A partir de esa noche, Blanca y Pedro Tercero se encontraban siempre en el mismo lugar a la misma hora. En el día ella bordaba, leía y pintaba insípidas acuarelas en los alrededores de la casa, ante la mirada feliz de la Nana, que por fin podía dormir tranquila. Clara, en cambio, presentía que algo extraño estaba ocurriendo, porque podía ver un nuevo color en el aura de su hija y creía adivinar la causa. Pedro Tercero hacía sus faenas habituales en el campo y no dejó de ir al pueblo a ver a sus amigos. Al caer la noche estaba muerto de fatiga, pero la perspectiva de encontrarse con Blanca le devolvía la fuerza. No en vano tenía quince años.

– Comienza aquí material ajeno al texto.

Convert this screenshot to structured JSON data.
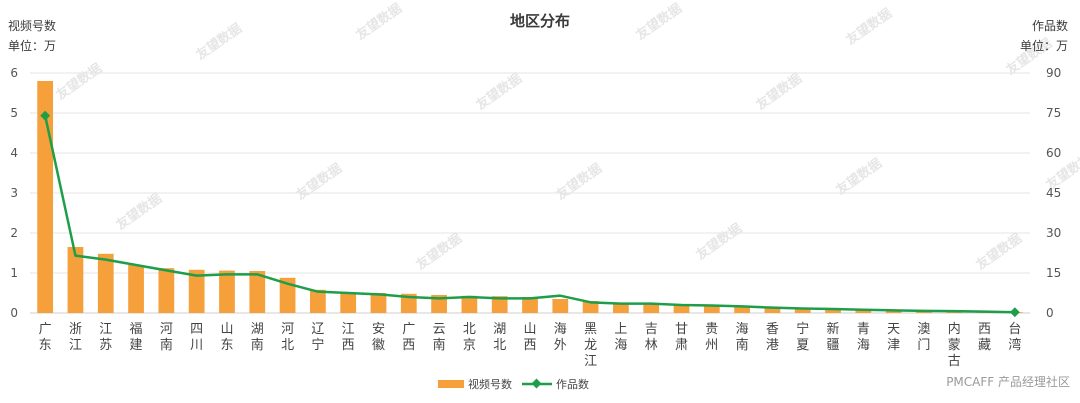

Así pasaron todo el verano y muchos años más tarde los dos recordarían esas noches vehementes como la mejor época de sus vidas.

Entretanto, Jaime y Nicolás aprovechaban las vacaciones haciendo todas aquellas cosas que estaban prohibidas en el internado británico, gritando hasta desgañitarse, peleando con cualquier pretexto, convertidos en dos mocosos mugrientos, zarrapastrosos, con las rodillas llenas de costras y la cabeza de piojos, hartos de fruta tibia recién cosechada, de sol y de libertad. Salían al alba y no volvían a la casa hasta el anochecer, ocupados en cazar conejos a pedradas, correr a caballo hasta perder el aliento y espiar a las mujeres que jabonaban la ropa en el río.

Así transcurrieron =res años, hasta que el terremoto cambió las cosas. Al final de esas vacaciones, los mellizos regresaron a la capital antes que el resto de la familia, acompañados por la Nana, los sirvientes de la ciudad y gran parte del equipaje. Los muchachos iban directamente al colegio mientras la Nana y los otros empleados arreglaban la gran casa de la esquina para la llegada de los patrones.

Blanca se quedó con sus padres en el campo unos días más. Fue entonces cuando Clara comenzó a tener pesadillas, a caminar sonámbula por los corredores y despertar gritando. En el día andaba como idiotizada, viendo signos premonitorios en el comportamiento de las bestias: que las gallinas no ponen su huevo diario, que las vacas andan espantadas, que los perros aúllan a la muerte y salen las ratas, las arañas y los gusanos de sus escondrijos, que los pájaros han abandonado los nidos y están alejándose en bandadas, mientras sus pichones gritan de hambre en los árboles. Miraba obsesivamente la tenue columna de humo blanco del volcán, escrutando los cambios en el color del cielo. Blanca le preparó infusiones calientes y baños tibios y Esteban recurrió a la antigua cajita de píldoras homeopáticas para tranquilizarla, pero los sueños continuaron.